Luck only goes so far
Emma explains: ‘We could argue that being unlucky is something that just happens, but that fatalistic perspective is probably untrue because there are so many things that we can control.
‘It’s not luck when you get the good job, it’s determination and ambition. You may feel that the interview went really well and that felt like a more lucky experience, but if you’re honest it’s because you put the graft in.’
i don’t know why it works but… everything works out for us #luckygirlsyndrome #luckygirl #luckygirlsyndrom #manifestation #affirmationsoftheday #affirmations #collegelifehack #lifehack #college #collegegirls
Beware of toxic positivity
‘Lucky girl syndrome’ can have some not-so positive impacts, so when adopting this mindset it’s important to be aware of your environment.
‘The downsides to the trend on TikTok is that sometimes there’s a toxic level of positivity for people to endure,’ says Emma.
‘If you’re having a really awful time and then you just see people talking about how great their life is that can be truly jarring and grating.
‘It can be something that compounds those feelings of helplessness and grief – and makes you feel that your life is not as good as other people’s lives.’
Emma also points out that it’s easy to maintain this positive mindset and cultivate this ‘lucky’ attitude when things are going well – but the real test of this mindset is ‘are you still lucky, even when the house of cards has fallen?’

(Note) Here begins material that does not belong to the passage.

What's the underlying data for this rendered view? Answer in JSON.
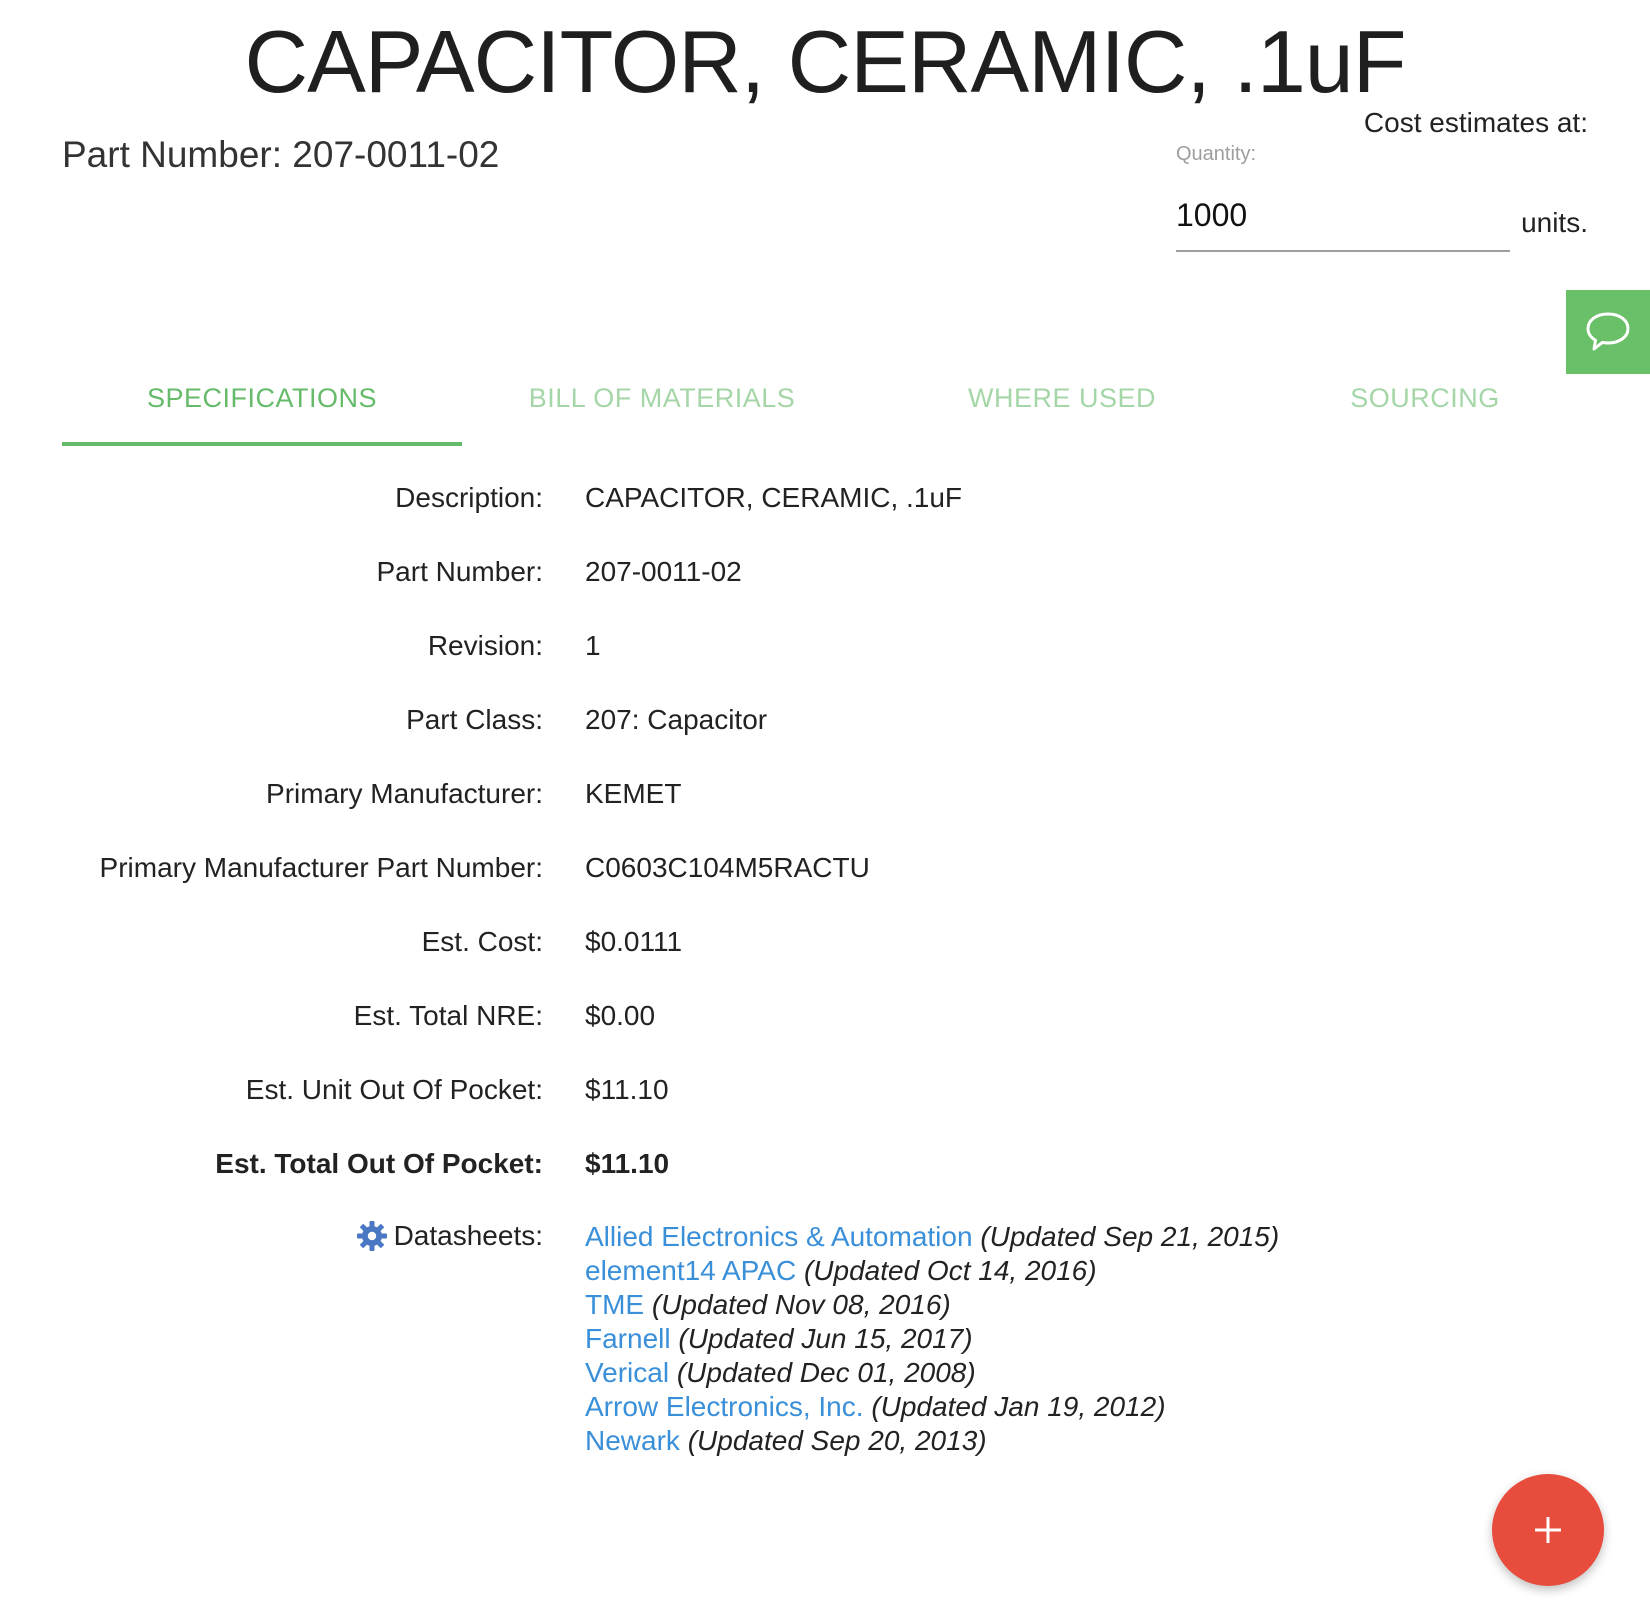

If you can, then arguably you can reinforce the reality that ‘yes, this belief system is truly helpful for me’.
But it’s important to remember that ‘lucky girl syndrome’ isn’t a new phenomenon. In fact, when stripped back to basics, the concept of affirmations has been around for a long time.
It doesn’t acknowledge privilege
Another crucial thing to note is that ‘lucky girl syndrome’ doesn’t take privilege into account.
What it fails to touch on is that opportunities presented to certain individuals are not available to everyone.
This is where the phenomenon has received criticism online, with one person pointing out: ‘If you’re going to tell people with mental and physical disabilities, that absolutely cannot be changed with the power of thought, that “you just have to think positive” or people who have lived in systemic oppression or have lived in systemic racism.’
While another highlighted it could cause anxiety and a negative spiral for many.
Another said: ‘This whole “lucky girl syndrome” thing is going to feed people right into the law of assumption and law of attraction – AKA, think positively at all times otherwise everything is your fault.’
Emma’s eight tips for having positive experiences without championing ‘lucky girl’ syndrome:
- Shift the idea of just ‘being lucky’ into a paradigm of ‘I feel lucky because the work and the attitude I put into my life pays off’.
- It’s great that you have a positive attitude to your life and you really value the fact that good things happen but never underestimate the self within it.
- Choose what you are going to do carefully and diligently, set goals and make plans, work towards milestones and reward yourself when you achieve them.
- See every single experience, good and bad, as wealthy to your learning – the good things are reminding us to repeat those scenarios and the bad things are teaching us what we need to learn.
- When you find yourself suffering, as opposed to suddenly believing you’re unlucky, acknowledge that part of being a very fortunate person we also have the good fortune to balance that when terrible things happen.
- Adopt a gratitude mindset so write down three simple things before bed that you are grateful for that day and one thing you struggled with but overcame.
- Stay humble – people don’t like arrogance and gloating so be aware that because great things are happening to you doesn’t mean you need to brag about them because others may be struggling.
- Share the luck with other people. Think how can you extend care and compassion to those other than yourself.